CRITIQUE DE FANFARE : CD VOLODJA BALZALORSKY LIVE IN CONCERT VOL. 3 : LIVE À MARIBOR
Critique de Fanfare par Robert Maxham
VOLODJA BALZALORSKY LIVE À MARIBOR • Volodja Balzalorsky (vn) ; Christoph Theiler (pn) • CANTABEL 003 (45:58) Live : Malibor 11/198
DVORAK Sonatine pour violon. DEBUSSY Sonate pour violon. SREBOTNJAK Sonatine pour violon n° 1. PAGANINI Cantabile
Le troisième volume de la « Live Collection » de Volodja Balzalorsky présente un récital donné par Balzalorsky et le pianiste Christoph Theiler à la Kazina Hall de Maribor, enregistré par Radio Sloveni-Regionalni RTV en 1989. Le duo a ouvert le programme à cette occasion avec la Sonatine de Dvorakk, dont le premier mouvement (et l'ouverture du deuxième) est imprégné d'une chaleur rayonnante et dont les charmants motifs rythmiques sont habilement tirés de la section centrale du Larghetto. Balzalorsky a étudié pendant un certain temps avec Josef Suk à Vienne, et il joue le Scherzo de la Sonatine comme s'il l'avait écrit lui-même, avec une subtilité particulièrement insinuante dans le trio. L'œuvre a été surnommée « Sonatine indienne » en raison de ses liens avec l'Iowa et le Minnesota, mais Balzalorsky lui donne une couleur plus européenne qu'américaine. Si, après les trois premiers mouvements, il semble appuyer dans le Finale, son énergie rythmique et sa sonorité robuste le relient – en particulier son avant-dernier passage réfléchi – aux autres mouvements.
Le premier mouvement de la Sonate de Debussy, interprété par Balzalorsky, est fluide et éthéré, avec une production sonore appropriée, à la fois cristalline et très modulée, tandis que Theiler fournit un fond scintillant. J'ai regardé David Oistrakh jouer cette œuvre avec Frida Bauer (sur VHS, Kultur 1208) à de nombreuses reprises, mais il ne semblait pas faire autant d'ajustements timbraux (tout comme Isaac Stern dans son enregistrement de 1960) que Balzalorsky afin de réaliser tout le potentiel du mouvement (Joseph Szigeti l'a fait – ou presque – dans son récital de 1940 avec Bartók, bien que l'enregistrement ne permette pas aux auditeurs d'entendre tous les détails expressifs qu'ils semblaient produire). L'Intermède : Fantasque et léger, cependant, semble globalement plus lourd et moins fantasque dans l'interprétation de Balzalorsky (en particulier dans les notes répétées de la section centrale) que dans celles des deux autres, de sorte que le retour à une plus grande intensité à la fin offre un contraste moins marqué. Néanmoins, le passage final de Balzalorsky évoque des couleurs pastel, bien que lancinantes. Le duo commence le dernier mouvement lentement, mais passe rapidement à une articulation plus tranchante qui confère au mouvement une excitation inhabituelle presque jusqu'à la fin.

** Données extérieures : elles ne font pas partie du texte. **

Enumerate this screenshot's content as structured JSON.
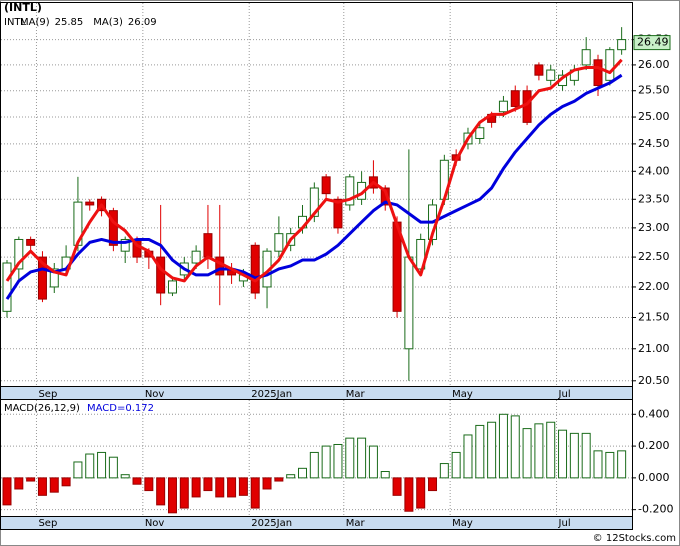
{
  "chart_data": {
    "type": "candlestick",
    "title": "(INTL)",
    "symbol": "INTL",
    "log_scale": true,
    "grid": true,
    "categories": [
      null,
      null,
      null,
      "Sep",
      null,
      null,
      null,
      null,
      null,
      null,
      null,
      null,
      "Nov",
      null,
      null,
      null,
      null,
      null,
      null,
      null,
      null,
      "2025Jan",
      null,
      null,
      null,
      null,
      null,
      null,
      null,
      "Mar",
      null,
      null,
      null,
      null,
      null,
      null,
      null,
      null,
      "May",
      null,
      null,
      null,
      null,
      null,
      null,
      null,
      null,
      "Jul",
      null,
      null,
      null,
      null,
      null
    ],
    "open": [
      21.6,
      22.3,
      22.8,
      22.5,
      22.0,
      22.3,
      22.7,
      23.45,
      23.5,
      23.3,
      22.6,
      22.8,
      22.6,
      22.5,
      21.9,
      22.2,
      22.4,
      22.9,
      22.5,
      22.3,
      22.1,
      22.7,
      22.0,
      22.6,
      22.7,
      23.0,
      23.2,
      23.9,
      23.5,
      23.4,
      23.5,
      23.9,
      23.7,
      23.1,
      21.0,
      22.3,
      22.8,
      23.5,
      24.3,
      24.5,
      24.6,
      25.05,
      25.1,
      25.5,
      25.5,
      26.0,
      25.7,
      25.6,
      25.7,
      26.0,
      26.1,
      25.7,
      26.3
    ],
    "high": [
      22.45,
      22.85,
      22.85,
      22.6,
      22.4,
      22.7,
      23.9,
      23.5,
      23.55,
      23.35,
      22.85,
      22.85,
      22.65,
      23.4,
      22.15,
      22.5,
      22.7,
      23.4,
      23.4,
      22.4,
      22.3,
      22.75,
      22.65,
      23.2,
      23.0,
      23.4,
      23.8,
      23.95,
      23.55,
      23.95,
      24.0,
      24.2,
      23.75,
      23.2,
      24.4,
      22.9,
      23.5,
      24.3,
      24.4,
      24.8,
      24.9,
      25.1,
      25.4,
      25.6,
      25.6,
      26.05,
      26.0,
      25.9,
      26.0,
      26.55,
      26.2,
      26.35,
      26.75
    ],
    "low": [
      21.5,
      22.1,
      22.6,
      21.75,
      21.9,
      22.2,
      22.6,
      23.3,
      23.2,
      22.6,
      22.4,
      22.4,
      22.3,
      21.7,
      21.85,
      22.1,
      22.3,
      22.3,
      21.7,
      22.05,
      22.0,
      21.8,
      21.65,
      22.5,
      22.6,
      22.9,
      23.1,
      23.5,
      22.9,
      23.3,
      23.4,
      23.6,
      23.3,
      21.5,
      20.5,
      22.2,
      22.7,
      23.4,
      24.1,
      24.4,
      24.5,
      24.8,
      25.0,
      25.1,
      24.85,
      25.7,
      25.6,
      25.5,
      25.6,
      25.9,
      25.4,
      25.6,
      26.2
    ],
    "close": [
      22.4,
      22.8,
      22.7,
      21.8,
      22.3,
      22.5,
      23.45,
      23.4,
      23.3,
      22.7,
      22.8,
      22.5,
      22.5,
      21.9,
      22.1,
      22.4,
      22.6,
      22.5,
      22.2,
      22.2,
      22.2,
      21.9,
      22.6,
      22.9,
      22.9,
      23.2,
      23.7,
      23.6,
      23.0,
      23.9,
      23.8,
      23.7,
      23.4,
      21.6,
      22.5,
      22.8,
      23.4,
      24.2,
      24.2,
      24.7,
      24.8,
      24.9,
      25.3,
      25.2,
      24.9,
      25.8,
      25.9,
      25.8,
      25.9,
      26.3,
      25.6,
      26.3,
      26.5
    ],
    "up_color": "#1a6b1a",
    "down_color": "#e00000",
    "last_price_label": "26.49",
    "last_price_color": "#c8f0c8",
    "series": [
      {
        "name": "MA(9)",
        "label_value": "25.85",
        "color": "#0000dd",
        "values": [
          21.8,
          22.1,
          22.25,
          22.3,
          22.25,
          22.3,
          22.55,
          22.75,
          22.8,
          22.75,
          22.75,
          22.8,
          22.8,
          22.7,
          22.45,
          22.3,
          22.2,
          22.2,
          22.3,
          22.3,
          22.25,
          22.15,
          22.2,
          22.3,
          22.35,
          22.45,
          22.45,
          22.55,
          22.7,
          22.9,
          23.1,
          23.3,
          23.45,
          23.4,
          23.25,
          23.1,
          23.1,
          23.2,
          23.3,
          23.4,
          23.5,
          23.7,
          24.05,
          24.35,
          24.6,
          24.85,
          25.05,
          25.2,
          25.3,
          25.45,
          25.55,
          25.65,
          25.8
        ]
      },
      {
        "name": "MA(3)",
        "label_value": "26.09",
        "color": "#ee1111",
        "values": [
          22.1,
          22.4,
          22.6,
          22.4,
          22.25,
          22.2,
          22.75,
          23.1,
          23.4,
          23.1,
          22.95,
          22.7,
          22.6,
          22.3,
          22.15,
          22.1,
          22.35,
          22.5,
          22.4,
          22.3,
          22.2,
          22.1,
          22.25,
          22.45,
          22.8,
          23.0,
          23.25,
          23.5,
          23.45,
          23.5,
          23.6,
          23.8,
          23.65,
          23.05,
          22.5,
          22.2,
          22.9,
          23.5,
          24.2,
          24.6,
          24.9,
          25.05,
          25.05,
          25.15,
          25.25,
          25.5,
          25.55,
          25.75,
          25.9,
          25.95,
          25.95,
          25.85,
          26.1
        ]
      }
    ],
    "ylim": [
      20.42,
      27.24
    ],
    "yticks": [
      {
        "value": 20.5,
        "label": "20.50"
      },
      {
        "value": 21,
        "label": "21.00"
      },
      {
        "value": 21.5,
        "label": "21.50"
      },
      {
        "value": 22,
        "label": "22.00"
      },
      {
        "value": 22.5,
        "label": "22.50"
      },
      {
        "value": 23,
        "label": "23.00"
      },
      {
        "value": 23.5,
        "label": "23.50"
      },
      {
        "value": 24,
        "label": "24.00"
      },
      {
        "value": 24.5,
        "label": "24.50"
      },
      {
        "value": 25,
        "label": "25.00"
      },
      {
        "value": 25.5,
        "label": "25.50"
      },
      {
        "value": 26,
        "label": "26.00"
      },
      {
        "value": 26.5,
        "label": "26.50"
      }
    ],
    "macd": {
      "title": "MACD(26,12,9)",
      "reading": "MACD=0.172",
      "values": [
        -0.17,
        -0.07,
        -0.02,
        -0.11,
        -0.09,
        -0.05,
        0.1,
        0.15,
        0.16,
        0.13,
        0.02,
        -0.04,
        -0.08,
        -0.17,
        -0.22,
        -0.19,
        -0.12,
        -0.08,
        -0.12,
        -0.12,
        -0.11,
        -0.19,
        -0.07,
        -0.02,
        0.02,
        0.06,
        0.16,
        0.2,
        0.21,
        0.25,
        0.25,
        0.2,
        0.04,
        -0.11,
        -0.21,
        -0.19,
        -0.08,
        0.09,
        0.16,
        0.27,
        0.33,
        0.35,
        0.4,
        0.39,
        0.31,
        0.34,
        0.35,
        0.3,
        0.28,
        0.28,
        0.17,
        0.16,
        0.17
      ],
      "ylim": [
        -0.24,
        0.49
      ],
      "yticks": [
        {
          "value": -0.2,
          "label": "-0.200"
        },
        {
          "value": 0,
          "label": "0.000"
        },
        {
          "value": 0.2,
          "label": "0.200"
        },
        {
          "value": 0.4,
          "label": "0.400"
        }
      ]
    },
    "footer": "© 12Stocks.com"
  }
}
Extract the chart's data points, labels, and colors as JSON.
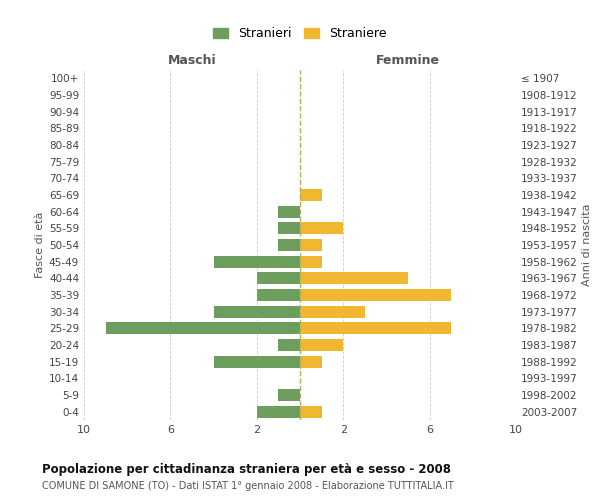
{
  "age_groups": [
    "0-4",
    "5-9",
    "10-14",
    "15-19",
    "20-24",
    "25-29",
    "30-34",
    "35-39",
    "40-44",
    "45-49",
    "50-54",
    "55-59",
    "60-64",
    "65-69",
    "70-74",
    "75-79",
    "80-84",
    "85-89",
    "90-94",
    "95-99",
    "100+"
  ],
  "birth_years": [
    "2003-2007",
    "1998-2002",
    "1993-1997",
    "1988-1992",
    "1983-1987",
    "1978-1982",
    "1973-1977",
    "1968-1972",
    "1963-1967",
    "1958-1962",
    "1953-1957",
    "1948-1952",
    "1943-1947",
    "1938-1942",
    "1933-1937",
    "1928-1932",
    "1923-1927",
    "1918-1922",
    "1913-1917",
    "1908-1912",
    "≤ 1907"
  ],
  "maschi": [
    2,
    1,
    0,
    4,
    1,
    9,
    4,
    2,
    2,
    4,
    1,
    1,
    1,
    0,
    0,
    0,
    0,
    0,
    0,
    0,
    0
  ],
  "femmine": [
    1,
    0,
    0,
    1,
    2,
    7,
    3,
    7,
    5,
    1,
    1,
    2,
    0,
    1,
    0,
    0,
    0,
    0,
    0,
    0,
    0
  ],
  "maschi_color": "#6e9e5e",
  "femmine_color": "#f0b730",
  "center_line_color": "#b0b060",
  "maschi_label": "Stranieri",
  "femmine_label": "Straniere",
  "left_header": "Maschi",
  "right_header": "Femmine",
  "left_yaxis_label": "Fasce di età",
  "right_yaxis_label": "Anni di nascita",
  "title": "Popolazione per cittadinanza straniera per età e sesso - 2008",
  "subtitle": "COMUNE DI SAMONE (TO) - Dati ISTAT 1° gennaio 2008 - Elaborazione TUTTITALIA.IT",
  "bg_color": "#ffffff",
  "grid_color": "#cccccc"
}
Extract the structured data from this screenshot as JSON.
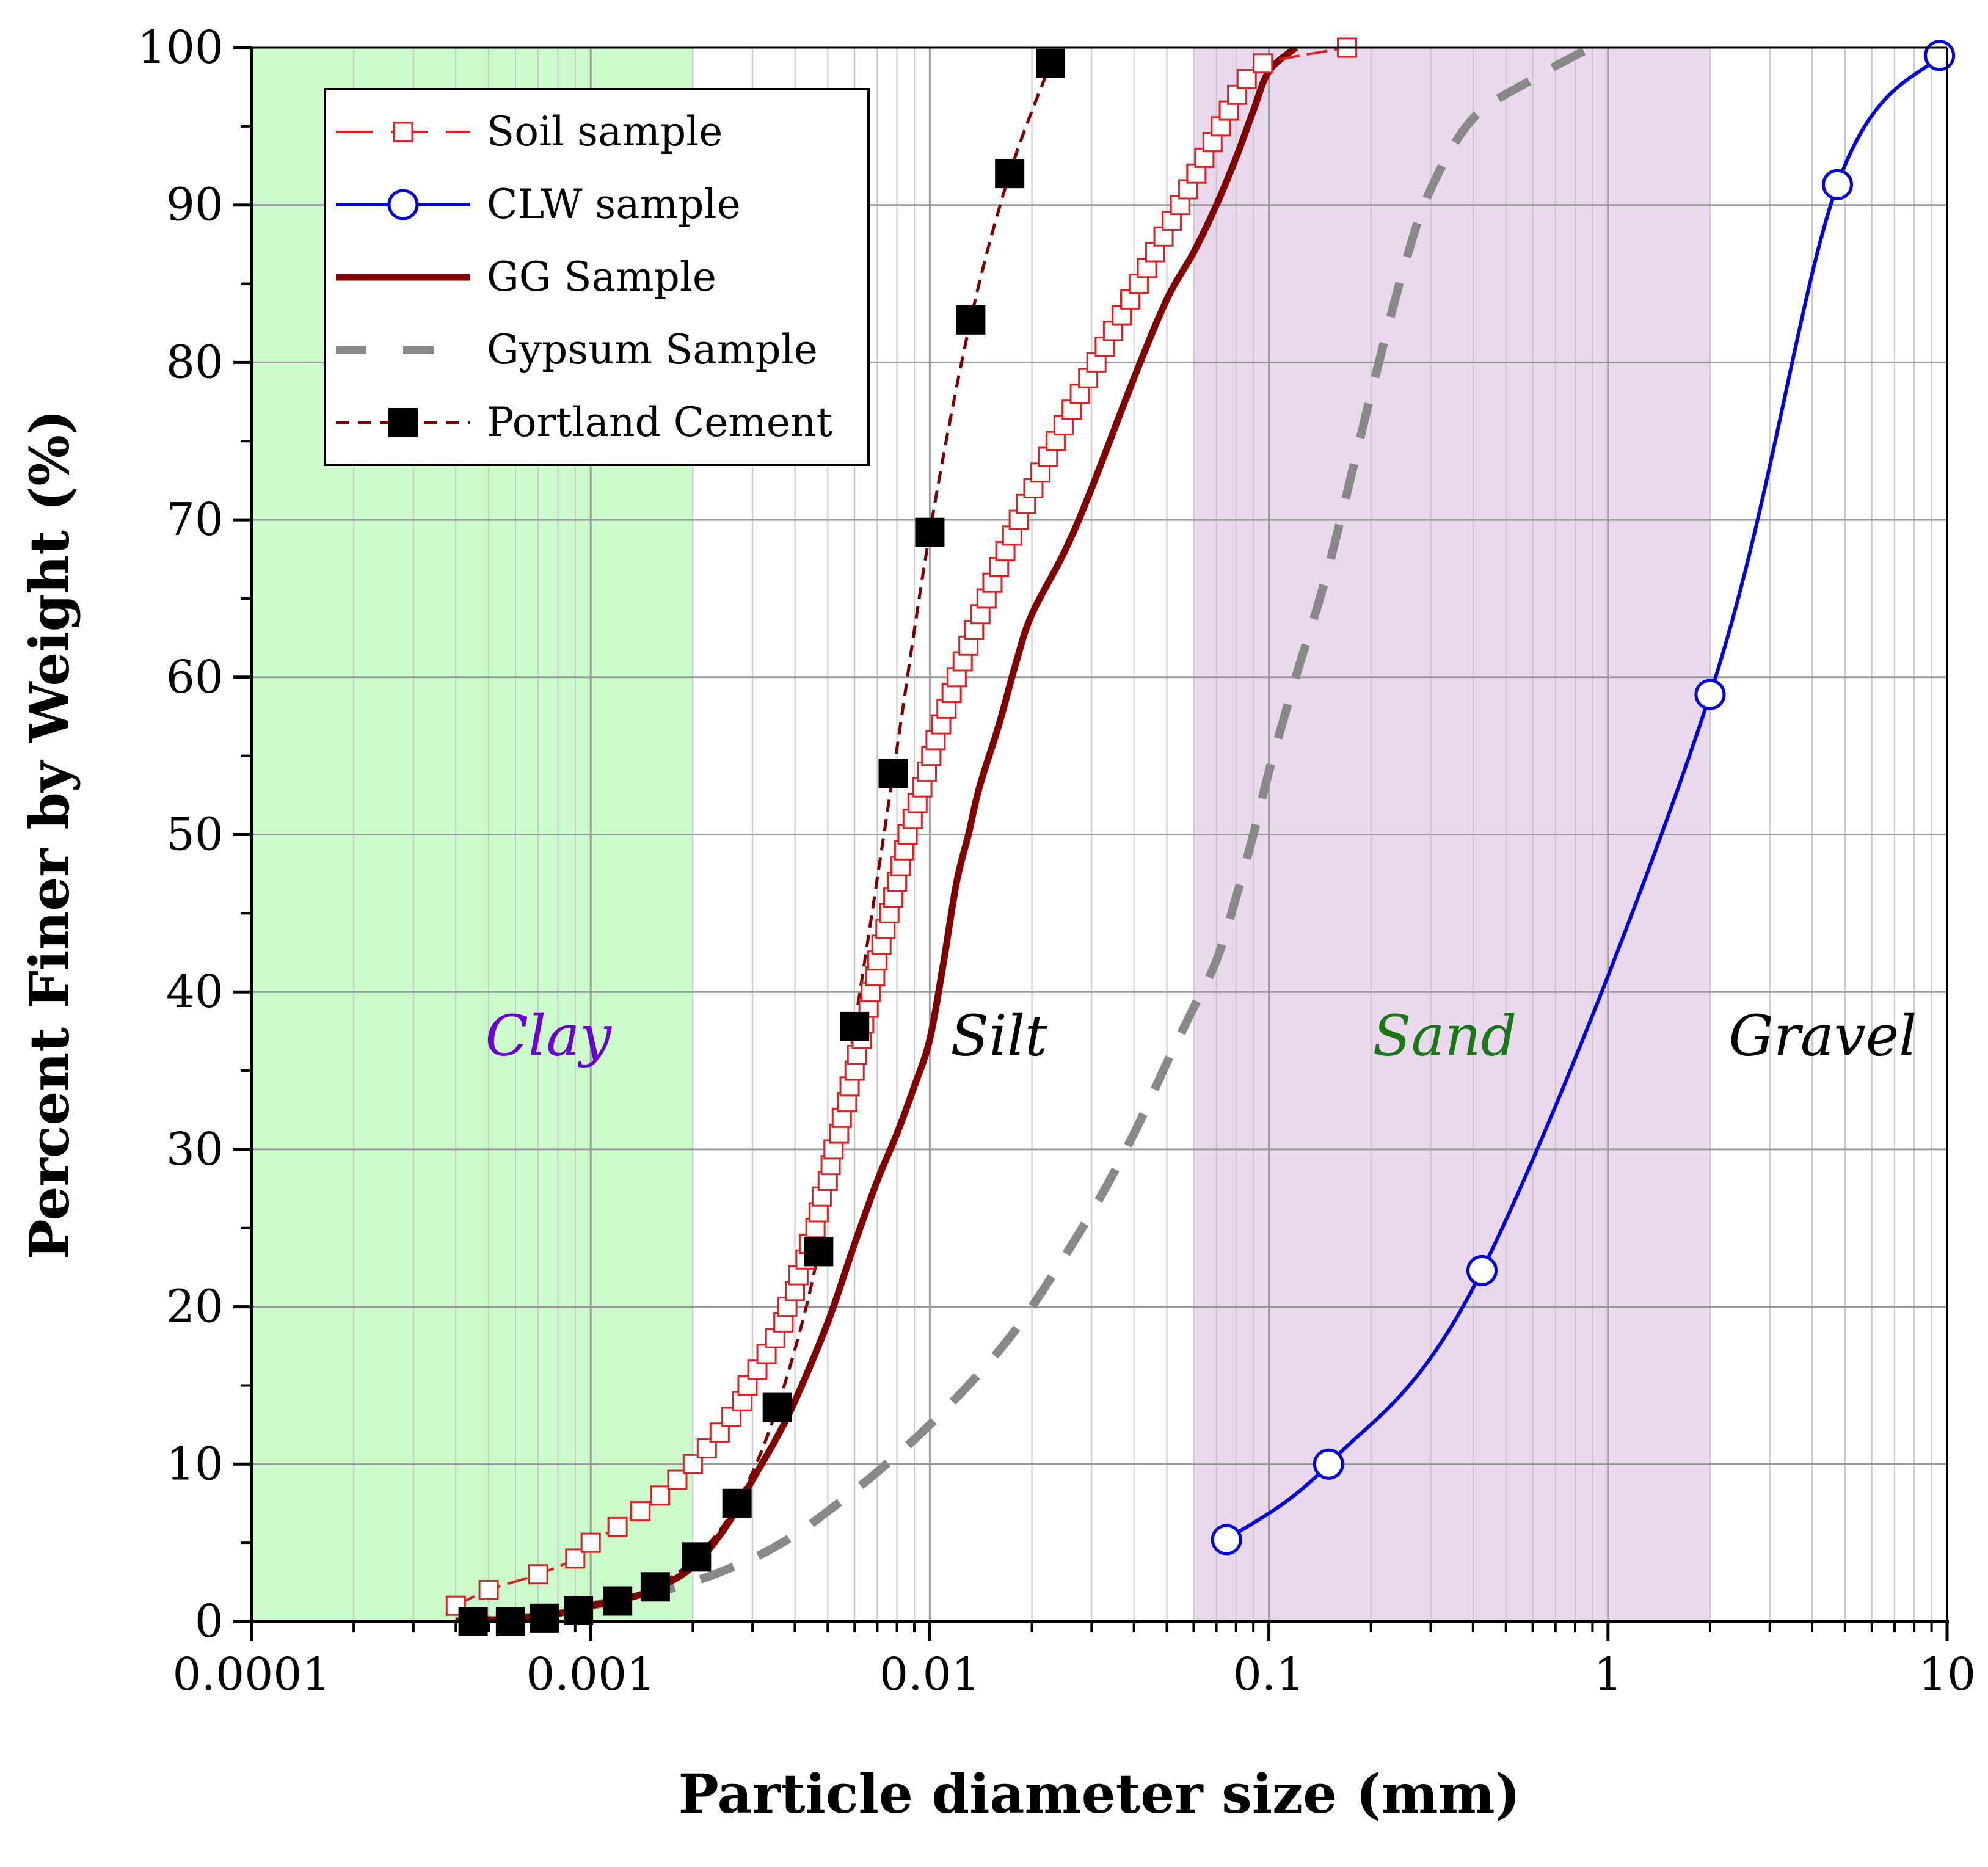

Les trois mouvements de la Première Sonatine d'Alojz Srebotnjak ne durent qu'environ huit minutes. L'Allegro deciso d'ouverture, au rythme vif et tonal, attribue au piano le rôle d'un partenaire relativement égal, et Balzalorsky et Theiler y collaborent avec un élan énergique. Le mouvement lent commence par un chant plaintif pour violon solo. Balzalorsky investit ses mélodies chantantes d'une grande beauté de ton, et Theiler apporte un commentaire suggestif. Le finale, Danza, revient au piquant rythmique et à la définition précise du premier mouvement, le violon donnant le tempo dès le début avec des doubles cordes tranchantes qui rappellent celles du Concerto pour violon de Stravinsky. Dans l'ensemble, c'est une œuvre et une interprétation que les collectionneurs et les explorateurs de tous genres devraient accueillir favorablement, y compris la lecture finale du bref Cantabile de Paganini (si souvent joué à la guitare), qui incarne le raffinement élégant et le charme tonal suave.
Si la courte durée du CD peut en rebuter certains, l'excellence générale du programme (ainsi que la qualité sonore exceptionnelle de l'enregistrement) devrait, dans ce cas, compenser dans une certaine mesure, d'autant plus que le programme représente un seul concert live. Recommandé.
Robert Maxham
(Dimanche 15 août 2010) – Critique de Fanfare
Cet article a été initialement publié dans le numéro 33:6 (juillet/août 2010) du magazine Fanfare.
Fanfare est un magazine américain bimestriel consacré à la critique musicale sous tous les formats. Il traite principalement de musique classique, mais depuis sa création, il comporte également une rubrique jazz dans chaque numéro.